Direct Drive Train System: Two 10-hp 48V DC motors are directly connected inline with the brakes and torque hubs for maximum mechanical efficiency. The maximum combined torque capability for break-away at the gear hub output (36:1) without programmed limits is 6,500 foot-pounds.
Solid rubber traction tires mount to the opposite side of the drive hubs. Digital logic controllers are used to control the drive train.
“Basically, the JETPorter’s direct drive system has less moving parts that other models that use a chain drive,” Kurzdorfer says. “Less moving parts means much less maintenance costs.”
Steering System: There’s more to the direct drive system that comes into play to steer the vehicle. The motors are driven by two separate controllers. The controllers are linked together through a “proportional steering module,” and the PSM delivers the throttle signal to each controller. The signal is based on foot throttle position and steering wheel position.
A hydraulic rotary actuator connected to the steering axle and leaf spring suspension provides a “fifth wheel-type” steering – giving the vehicle a true zero degree turning radius, reduced tire wear, and increased traction and control on snow and ice.
“You can turn on a dime,” Kurzdorfer adds. “The vehicle’s two rear wheels are centered in a way that you can actually rotate about the cradle. That makes it much easier to operate in tight situations.”
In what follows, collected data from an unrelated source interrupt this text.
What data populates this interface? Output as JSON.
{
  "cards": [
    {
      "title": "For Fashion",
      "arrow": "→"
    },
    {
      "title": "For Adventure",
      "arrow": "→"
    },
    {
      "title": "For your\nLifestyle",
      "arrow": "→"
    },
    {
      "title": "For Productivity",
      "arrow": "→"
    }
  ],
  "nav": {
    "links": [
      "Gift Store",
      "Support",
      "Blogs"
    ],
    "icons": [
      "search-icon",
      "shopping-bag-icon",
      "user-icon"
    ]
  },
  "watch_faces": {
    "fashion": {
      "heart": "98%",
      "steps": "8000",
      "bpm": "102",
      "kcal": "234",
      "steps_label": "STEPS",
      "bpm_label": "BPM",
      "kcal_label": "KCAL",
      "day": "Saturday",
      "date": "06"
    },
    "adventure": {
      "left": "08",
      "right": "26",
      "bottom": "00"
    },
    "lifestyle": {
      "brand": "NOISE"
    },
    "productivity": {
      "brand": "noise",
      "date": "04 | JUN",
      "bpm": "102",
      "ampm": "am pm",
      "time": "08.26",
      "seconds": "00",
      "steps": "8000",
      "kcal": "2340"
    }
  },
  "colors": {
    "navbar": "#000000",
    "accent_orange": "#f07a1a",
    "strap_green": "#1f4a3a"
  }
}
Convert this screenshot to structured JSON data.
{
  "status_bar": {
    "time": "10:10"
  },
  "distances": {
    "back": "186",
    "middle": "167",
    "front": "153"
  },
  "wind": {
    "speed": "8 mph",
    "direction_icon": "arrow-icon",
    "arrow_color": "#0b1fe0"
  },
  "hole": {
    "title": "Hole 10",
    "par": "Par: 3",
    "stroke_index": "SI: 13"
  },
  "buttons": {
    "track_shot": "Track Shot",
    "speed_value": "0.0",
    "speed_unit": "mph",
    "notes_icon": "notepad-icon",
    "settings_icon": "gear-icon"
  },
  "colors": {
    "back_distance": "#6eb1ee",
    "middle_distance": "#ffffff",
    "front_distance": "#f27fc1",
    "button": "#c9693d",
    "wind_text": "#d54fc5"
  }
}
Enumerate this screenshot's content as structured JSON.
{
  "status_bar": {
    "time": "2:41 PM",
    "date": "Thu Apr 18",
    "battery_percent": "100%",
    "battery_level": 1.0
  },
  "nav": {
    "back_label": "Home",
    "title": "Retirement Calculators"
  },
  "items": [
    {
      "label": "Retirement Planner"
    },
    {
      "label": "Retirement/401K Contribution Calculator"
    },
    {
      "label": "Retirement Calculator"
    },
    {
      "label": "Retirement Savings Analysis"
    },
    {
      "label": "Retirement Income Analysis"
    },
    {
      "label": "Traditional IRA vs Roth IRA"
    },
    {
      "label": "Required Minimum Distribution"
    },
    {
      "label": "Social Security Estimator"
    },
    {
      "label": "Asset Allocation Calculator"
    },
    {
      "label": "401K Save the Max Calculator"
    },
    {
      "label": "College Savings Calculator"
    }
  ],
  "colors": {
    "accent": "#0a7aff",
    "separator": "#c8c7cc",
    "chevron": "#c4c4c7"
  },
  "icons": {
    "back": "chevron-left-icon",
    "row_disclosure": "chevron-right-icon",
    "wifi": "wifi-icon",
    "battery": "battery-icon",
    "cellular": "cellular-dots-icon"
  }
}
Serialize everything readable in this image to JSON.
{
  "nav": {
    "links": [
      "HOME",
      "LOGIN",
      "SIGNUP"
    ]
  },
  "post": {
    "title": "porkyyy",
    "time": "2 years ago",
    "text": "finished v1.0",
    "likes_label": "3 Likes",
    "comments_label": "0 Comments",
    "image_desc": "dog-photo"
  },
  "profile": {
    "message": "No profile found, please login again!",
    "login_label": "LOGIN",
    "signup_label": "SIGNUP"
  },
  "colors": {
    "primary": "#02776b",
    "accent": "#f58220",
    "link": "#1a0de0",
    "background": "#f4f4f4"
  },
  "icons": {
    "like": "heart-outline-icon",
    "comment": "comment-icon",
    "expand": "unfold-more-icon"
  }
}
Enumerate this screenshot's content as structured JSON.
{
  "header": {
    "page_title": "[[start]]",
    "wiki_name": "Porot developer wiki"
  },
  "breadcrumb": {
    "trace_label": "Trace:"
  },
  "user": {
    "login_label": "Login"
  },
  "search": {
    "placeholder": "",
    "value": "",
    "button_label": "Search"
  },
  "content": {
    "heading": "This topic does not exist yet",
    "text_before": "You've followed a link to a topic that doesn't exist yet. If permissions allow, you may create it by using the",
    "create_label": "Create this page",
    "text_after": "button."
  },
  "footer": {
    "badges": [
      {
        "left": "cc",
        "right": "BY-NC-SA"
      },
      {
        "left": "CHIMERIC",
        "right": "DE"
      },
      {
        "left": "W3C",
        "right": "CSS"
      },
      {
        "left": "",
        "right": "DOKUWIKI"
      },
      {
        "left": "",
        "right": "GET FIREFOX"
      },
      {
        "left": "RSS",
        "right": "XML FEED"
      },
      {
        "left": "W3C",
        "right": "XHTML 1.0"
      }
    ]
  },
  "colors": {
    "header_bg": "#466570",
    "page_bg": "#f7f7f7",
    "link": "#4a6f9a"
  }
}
The low profile of the vehicle also helps it fit under the bodies of most large cabin aircraft for tighter hangar stacking.
Overload System: The drawbar pull can be controlled by programming maximum amperage limits for a given output. The input signal is provided by a three position selector switch, used as an aircraft type selector. The present limits are set for drawbar pulls of 5,230 pounds and 6,140 pounds. A lower value can be programmed to allow for 3,900 pounds.
Regenerative Brakes: The electric vehicle is charged in part throughout the day thanks to the vehicle’s main regenerative braking system. But the vehicle actually has a total of three redundant braking systems. A foot pedal-actuated brake operates as a secondary braking system. And the emergency/parking brake system is automatically set anytime the operator leaves the platform or when the vehicle loses electrical or hydraulic power.
One-Man Operation: “With the SoftCapture, aircraft pushback and towing can be improved to a one-man, automated operation,” Kurzdorfer says.
Without the strap going on or off, Kurzdorfer figures that alone saves a couple of minutes for each pushback. One hundred pushbacks a day adds up to 200 minutes saved times 365 days.
“It adds up to massive amounts of hours and dollars saved when you consider what that time costs to the airlines,” he adds.